Rosa’s love and passion for food started from a very early age by watching her mother cooking and baking with a three-legged charcoal oven placed outside the house. In Tanzania, most cooking occurred outside the house in the garden/covered terrace with different wood fired and charcoal ovens – traditional open fire cooking. Ovens were created from using hot sand on the bottom of a big drum that was placed above heated coals. The pot of cake batter was placed inside the sand in the drum and covered with a lid. Hot coals were placed on top of the pot and this was your baking! Money was sparce and everything was geared to providing the basic food elements. In the early morning, the older siblings would wake up first to make chapati (Indian flat bread), for all the children to take to school for snack. Coffee beans were roasted at home then ground for the daily coffee.

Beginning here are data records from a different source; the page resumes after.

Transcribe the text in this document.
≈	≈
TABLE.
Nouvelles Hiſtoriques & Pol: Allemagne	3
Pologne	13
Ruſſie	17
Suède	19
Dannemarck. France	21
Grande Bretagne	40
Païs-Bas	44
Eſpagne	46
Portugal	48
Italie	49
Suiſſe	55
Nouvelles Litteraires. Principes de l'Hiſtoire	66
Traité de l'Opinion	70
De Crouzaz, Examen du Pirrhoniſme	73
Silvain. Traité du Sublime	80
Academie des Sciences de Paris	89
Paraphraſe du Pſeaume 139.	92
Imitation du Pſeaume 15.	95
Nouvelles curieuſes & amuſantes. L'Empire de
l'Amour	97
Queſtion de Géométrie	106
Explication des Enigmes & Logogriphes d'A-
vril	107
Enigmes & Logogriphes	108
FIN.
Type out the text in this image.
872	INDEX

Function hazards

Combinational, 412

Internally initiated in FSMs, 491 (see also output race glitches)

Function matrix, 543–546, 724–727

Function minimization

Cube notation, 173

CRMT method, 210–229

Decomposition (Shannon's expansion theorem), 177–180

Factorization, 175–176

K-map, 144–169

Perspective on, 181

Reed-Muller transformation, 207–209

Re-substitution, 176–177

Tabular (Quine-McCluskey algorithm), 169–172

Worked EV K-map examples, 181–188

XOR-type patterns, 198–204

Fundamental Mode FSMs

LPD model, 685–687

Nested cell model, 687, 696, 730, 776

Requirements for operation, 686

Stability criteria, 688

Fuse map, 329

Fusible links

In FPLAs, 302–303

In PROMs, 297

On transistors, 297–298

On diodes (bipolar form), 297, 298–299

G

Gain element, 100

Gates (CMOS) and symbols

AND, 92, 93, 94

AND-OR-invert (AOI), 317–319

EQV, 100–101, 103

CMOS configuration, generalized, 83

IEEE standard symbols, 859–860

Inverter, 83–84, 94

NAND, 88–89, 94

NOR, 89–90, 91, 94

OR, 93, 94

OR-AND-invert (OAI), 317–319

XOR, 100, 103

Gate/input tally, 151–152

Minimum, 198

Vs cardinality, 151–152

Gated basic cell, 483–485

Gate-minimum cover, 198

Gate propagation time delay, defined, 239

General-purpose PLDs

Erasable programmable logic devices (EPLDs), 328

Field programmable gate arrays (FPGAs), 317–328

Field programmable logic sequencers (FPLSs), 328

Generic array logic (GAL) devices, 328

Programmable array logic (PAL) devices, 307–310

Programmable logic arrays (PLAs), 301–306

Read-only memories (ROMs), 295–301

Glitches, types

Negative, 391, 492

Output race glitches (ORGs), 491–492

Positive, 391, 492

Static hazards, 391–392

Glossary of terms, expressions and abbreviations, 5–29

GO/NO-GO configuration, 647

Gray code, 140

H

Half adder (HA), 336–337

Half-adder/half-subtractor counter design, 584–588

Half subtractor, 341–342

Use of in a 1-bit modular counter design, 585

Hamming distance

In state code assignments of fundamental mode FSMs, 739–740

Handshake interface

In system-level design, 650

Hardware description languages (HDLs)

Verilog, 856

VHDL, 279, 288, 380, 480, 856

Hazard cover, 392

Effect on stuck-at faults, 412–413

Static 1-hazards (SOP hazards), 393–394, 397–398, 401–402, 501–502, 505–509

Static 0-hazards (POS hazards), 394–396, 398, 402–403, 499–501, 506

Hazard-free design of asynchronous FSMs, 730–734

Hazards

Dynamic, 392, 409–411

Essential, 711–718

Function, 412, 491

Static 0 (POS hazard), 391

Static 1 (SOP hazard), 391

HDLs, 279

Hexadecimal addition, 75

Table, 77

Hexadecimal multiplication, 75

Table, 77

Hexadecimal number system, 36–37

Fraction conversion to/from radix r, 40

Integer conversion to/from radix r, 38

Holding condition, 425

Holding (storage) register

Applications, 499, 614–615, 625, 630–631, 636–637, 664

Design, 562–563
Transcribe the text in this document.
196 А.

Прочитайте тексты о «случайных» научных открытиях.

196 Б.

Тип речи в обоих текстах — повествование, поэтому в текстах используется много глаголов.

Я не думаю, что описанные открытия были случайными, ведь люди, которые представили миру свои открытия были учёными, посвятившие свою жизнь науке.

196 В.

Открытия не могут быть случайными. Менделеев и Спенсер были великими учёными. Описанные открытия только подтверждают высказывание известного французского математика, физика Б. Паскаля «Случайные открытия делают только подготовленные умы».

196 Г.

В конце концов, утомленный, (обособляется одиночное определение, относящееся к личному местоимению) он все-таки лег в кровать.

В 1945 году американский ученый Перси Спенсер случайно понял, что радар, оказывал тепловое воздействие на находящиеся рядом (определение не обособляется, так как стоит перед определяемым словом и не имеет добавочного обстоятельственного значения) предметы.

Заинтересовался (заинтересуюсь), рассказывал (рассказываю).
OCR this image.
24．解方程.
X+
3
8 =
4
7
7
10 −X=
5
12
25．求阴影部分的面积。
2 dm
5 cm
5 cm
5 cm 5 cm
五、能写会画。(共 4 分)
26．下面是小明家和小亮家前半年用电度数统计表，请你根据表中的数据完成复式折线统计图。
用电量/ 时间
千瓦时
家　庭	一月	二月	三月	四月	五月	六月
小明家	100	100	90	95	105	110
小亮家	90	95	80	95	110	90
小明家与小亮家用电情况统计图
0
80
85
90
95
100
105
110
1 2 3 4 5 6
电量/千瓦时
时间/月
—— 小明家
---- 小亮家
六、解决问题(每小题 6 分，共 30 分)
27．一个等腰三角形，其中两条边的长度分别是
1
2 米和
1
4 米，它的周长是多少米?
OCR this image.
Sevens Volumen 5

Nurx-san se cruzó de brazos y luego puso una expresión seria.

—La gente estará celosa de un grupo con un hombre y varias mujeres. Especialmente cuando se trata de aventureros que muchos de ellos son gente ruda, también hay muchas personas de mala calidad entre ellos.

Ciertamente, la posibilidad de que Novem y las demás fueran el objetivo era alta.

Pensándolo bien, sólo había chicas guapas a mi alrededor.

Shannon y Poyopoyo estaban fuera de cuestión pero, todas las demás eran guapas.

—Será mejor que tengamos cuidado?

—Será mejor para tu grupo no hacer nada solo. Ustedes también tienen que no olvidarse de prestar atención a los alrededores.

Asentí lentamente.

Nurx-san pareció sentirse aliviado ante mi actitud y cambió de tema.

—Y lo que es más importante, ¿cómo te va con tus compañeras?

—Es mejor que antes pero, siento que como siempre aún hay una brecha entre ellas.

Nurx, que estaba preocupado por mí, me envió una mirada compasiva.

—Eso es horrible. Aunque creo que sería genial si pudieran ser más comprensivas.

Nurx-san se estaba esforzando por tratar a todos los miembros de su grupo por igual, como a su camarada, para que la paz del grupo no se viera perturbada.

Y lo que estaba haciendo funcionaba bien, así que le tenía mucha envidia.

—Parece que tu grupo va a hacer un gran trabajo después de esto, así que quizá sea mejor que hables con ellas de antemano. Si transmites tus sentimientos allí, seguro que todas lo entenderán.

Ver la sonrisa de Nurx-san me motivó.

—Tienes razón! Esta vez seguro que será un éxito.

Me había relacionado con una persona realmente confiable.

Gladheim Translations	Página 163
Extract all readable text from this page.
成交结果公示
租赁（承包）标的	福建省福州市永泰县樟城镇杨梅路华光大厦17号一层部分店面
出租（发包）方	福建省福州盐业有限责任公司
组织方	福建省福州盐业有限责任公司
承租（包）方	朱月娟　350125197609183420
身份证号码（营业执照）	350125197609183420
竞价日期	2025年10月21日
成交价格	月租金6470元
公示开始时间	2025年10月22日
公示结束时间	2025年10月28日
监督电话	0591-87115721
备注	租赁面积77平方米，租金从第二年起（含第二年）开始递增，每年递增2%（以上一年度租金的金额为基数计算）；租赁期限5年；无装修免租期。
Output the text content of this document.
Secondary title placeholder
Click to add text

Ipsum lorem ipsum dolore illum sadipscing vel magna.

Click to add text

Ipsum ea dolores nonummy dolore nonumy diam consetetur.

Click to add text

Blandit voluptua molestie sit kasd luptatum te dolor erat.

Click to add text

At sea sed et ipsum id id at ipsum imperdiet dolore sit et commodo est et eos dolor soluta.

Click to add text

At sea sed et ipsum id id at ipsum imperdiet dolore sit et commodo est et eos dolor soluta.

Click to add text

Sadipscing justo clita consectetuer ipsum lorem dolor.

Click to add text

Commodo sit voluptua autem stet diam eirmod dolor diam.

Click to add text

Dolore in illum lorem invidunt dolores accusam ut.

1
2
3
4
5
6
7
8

Rosa would help her mother bake an array of different cakes: fruit, sponge, semolina and Goan traditional cakes.
She got he first job as a teenager in the local convenience store and this is where she met her future husband, Angelo de Souza, an event that completely transformed her life and took her on a journey she could never have envisaged.
Angelo’s family was also relatively poor, his father was a Goan immigrant, who worked as a tailor but had a passion for gem prospecting and would disappear months on end in the African bush looking for rubies and sapphires, leaving his family in economic constraints. His mother was the granddaughter of the Sukuma chief (largest tribe in Tanzania) and her Greek immigrant father.
In 1967, Angelo's father, Manuel de Souza, on one of his many prospecting expeditions, discovered a new gemstone, later to be named Tanzanite, his “impossible” dream fulfilled and the destinies of his family changed forever.
Following the discovery, delegates from the gemology field and journalists from leading international publications descended on Arusha, to view the new gemstone. Rosa found herself cooking and baking at the mine, using the method of earth cooking (cooking in the ground), for visitors in the mining camp including for Henry Platt, the then Director of Tiffany's jewellers and in wanting to impress him, she baked her first American brownies.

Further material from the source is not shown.